Arellano has pointed to a ‘new wave of disruption’ in the Business Intelligence sector that he saw firsthand when attending Gartner Data & Analytics Summits held in Sydney, Dallas, and London this year.

The excitement over this trajectory was palpable, he asserts, because companies are now demonstrating their use of AI-influenced augmented analytics features such as Natural Language Processing (NLP).

“Today we see that enterprise users can start to use NLP with BI and analytics tools to build reports without a mouse or drag-and-drop. Instead, users can now type or say,  ‘revenue, by quarter, by product category’ for example.”

“Natural language recognition enables these instructions to be declarative or more interrogative, such as, ‘What were last year’s sales by quarter, by product category?’ This new way of work will change business forever,” said Arellano.

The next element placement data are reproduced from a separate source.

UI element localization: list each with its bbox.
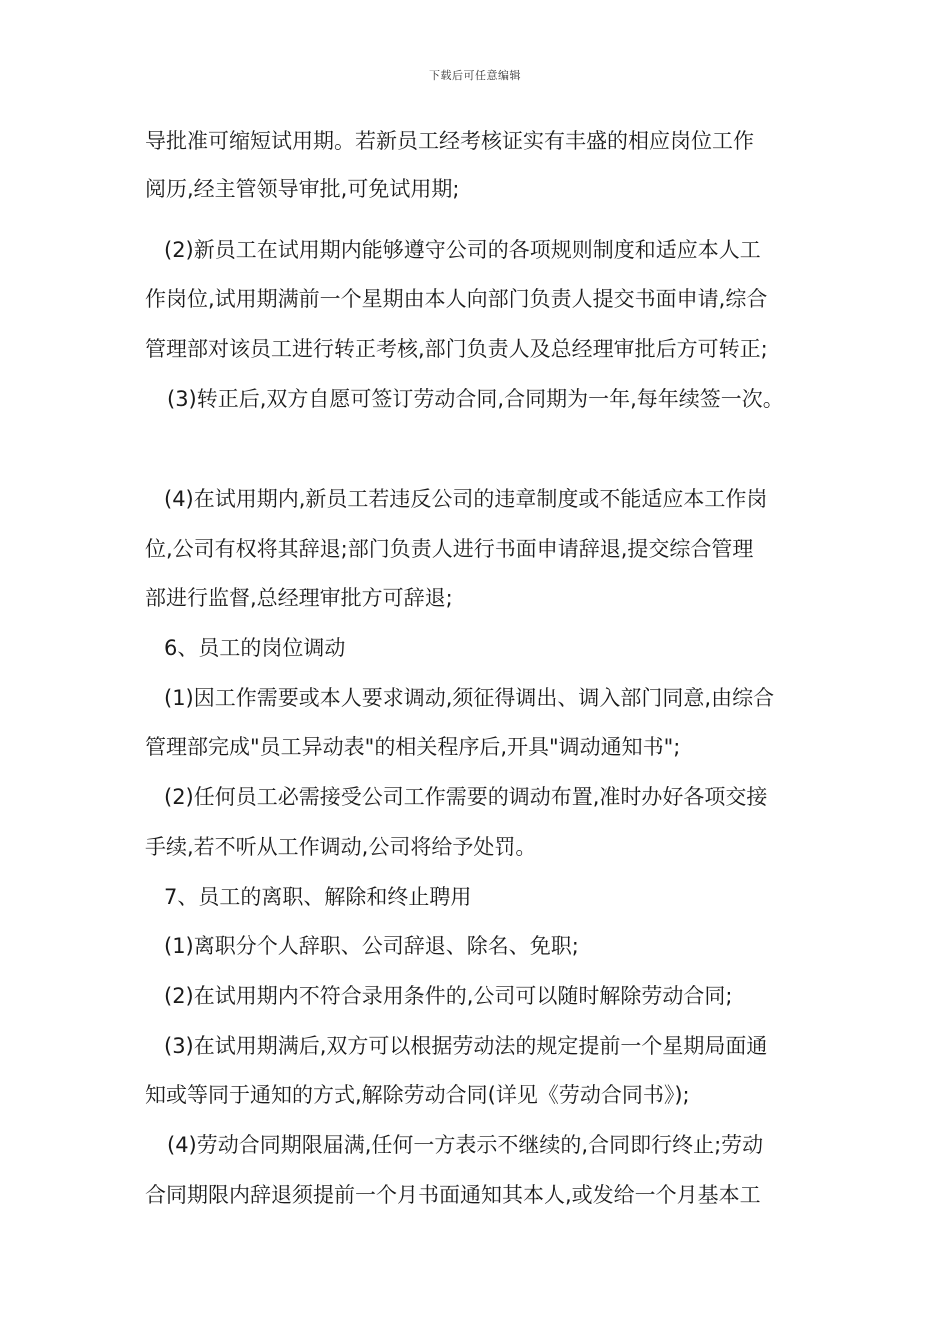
text-line: 导批准可缩短试用期。若新员工经考核证实有丰盛的相应岗位工作 <box>145 129 754 153</box>
text-line: 手续,若不听从工作调动,公司将给予处罚。 <box>145 835 537 859</box>
section-heading: 7、员工的离职、解除和终止聘用 <box>164 885 472 909</box>
text-line: 作岗位,试用期满前一个星期由本人向部门负责人提交书面申请,综合 <box>145 287 768 311</box>
text-line: 部进行监督,总经理审批方可辞退; <box>145 586 453 610</box>
text-line: (3)在试用期满后,双方可以根据劳动法的规定提前一个星期局面通 <box>164 1034 768 1058</box>
section-heading: 6、员工的岗位调动 <box>164 636 346 660</box>
text-line: (1)离职分个人辞职、公司辞退、除名、免职; <box>164 934 579 958</box>
text-line: 管理部对该员工进行转正考核,部门负责人及总经理审批后方可转正; <box>145 337 768 361</box>
text-line: (4)在试用期内,新员工若违反公司的违章制度或不能适应本工作岗 <box>164 487 768 511</box>
text-line: 知或等同于通知的方式,解除劳动合同(详见《劳动合同书》); <box>145 1083 690 1107</box>
text-line: (4)劳动合同期限届满,任何一方表示不继续的,合同即行终止;劳动 <box>167 1133 764 1157</box>
page-header: 下载后可任意编辑 <box>429 69 521 82</box>
text-line: (1)因工作需要或本人要求调动,须征得调出、调入部门同意,由综合 <box>164 686 775 710</box>
text-line: (2)在试用期内不符合录用条件的,公司可以随时解除劳动合同; <box>164 984 733 1008</box>
text-line: 管理部完成"员工异动表"的相关程序后,开具"调动通知书"; <box>145 735 681 759</box>
text-line: (3)转正后,双方自愿可签订劳动合同,合同期为一年,每年续签一次。 <box>167 387 784 411</box>
text-line: (2)新员工在试用期内能够遵守公司的各项规则制度和适应本人工 <box>164 238 761 262</box>
text-line: (2)任何员工必需接受公司工作需要的调动布置,准时办好各项交接 <box>164 785 768 809</box>
text-line: 位,公司有权将其辞退;部门负责人进行书面申请辞退,提交综合管理 <box>145 537 754 561</box>
text-line: 阅历,经主管领导审批,可免试用期; <box>145 177 460 201</box>
text-line: 合同期限内辞退须提前一个月书面通知其本人,或发给一个月基本工 <box>145 1183 761 1207</box>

Without deliberately naysaying and dragging down all the positivity on show here, the problem is that these types of work functions are being showcased at highly staged and choreographed (some would say contrived) Gartner analyst summits.

Crossing the chasm and getting to a place where this kind of thing happens in real business is another leap… arguably quite a big one.

Businesspeople are lazy, kind of

“While the above capabilities make for impressive demonstrations, they do not advance BI far from its long-standing function within the enterprise — that of building reports. Therein lies the problem; data analysts have the patience to build reports. Business users and executives do not,” said Birst’s Arellano.

What these same businesspeople really need, just by speaking into their smartphones, is answers to questions such as, how many units should I order, how many nurses should I hire, or what can I expect my revenues to be this quarter, by product line?

Democratization of analytics

So how can we move forward to a point where we truly embrace the democratization of analytics and bring the real promise of AI forwards?

The answer appears to lie in being able to show business departments where they can leverage BI for data beyond the data warehouse, automate data preparation tasks and interact with computers in a more natural, cognitive way.

Could a hybrid model to AI be the answer? Source: Shutterstock

Looking for AI tangibility then, let’s consider Clearlink. The company builds custom AI chatbots that recommends what to say to customers in real-time — and this is the differentiator. The platform allows for ‘hybrid interactions’ between a human chat agent and our AI chatbot.

Perhaps this hybrid element is fundamental to helping us cross the chasm. It allows us to humanize the computer side of AI just that little bit more.

“Our AI chatbot consistently learns with each interaction our chat agents have with customers. For example, the higher success rate certain agent chat responses have with customers, the more they’re going to appear.”

“Further, our AI chatbot even recognizes pivotal points in the conversation and offers ‘rebuttal’ responses in red when it detects the agent needs to shift the conversation in order to save the potential sale,” said Sarah Pike, communications manager at Clearlink.

This thread goes further, look at what Google is doing. ZDNet’s Larry Dignan this month reports on how the search and cloud giant is developing pre-packaged AI services aimed at specific business functions.

Google explains that its AI solutions fall into two categories.

The first Google AI set is its pre-packaged AI solutions that can be easily integrated into existing workflows.

The second is comprised of reference architectures that developers can use to create highly-customized AI tools that require more development work, but are suited to highly business-specific, integrated AI deployments.

“Google’s approach is worth noting because the cloud giants (AWS and Microsoft Azure) are likely to do something similar. The reality around AI is that there are specific industry use cases (think oil and gas, retail and manufacturing) but a broad set of functions that every company will need to use,” wrote Dignan.

It’s all about making AI more applied, more real, more hybrid, more tactile, tangible and altogether more touchy-feely.

Real AI applications are more human, who knew eh?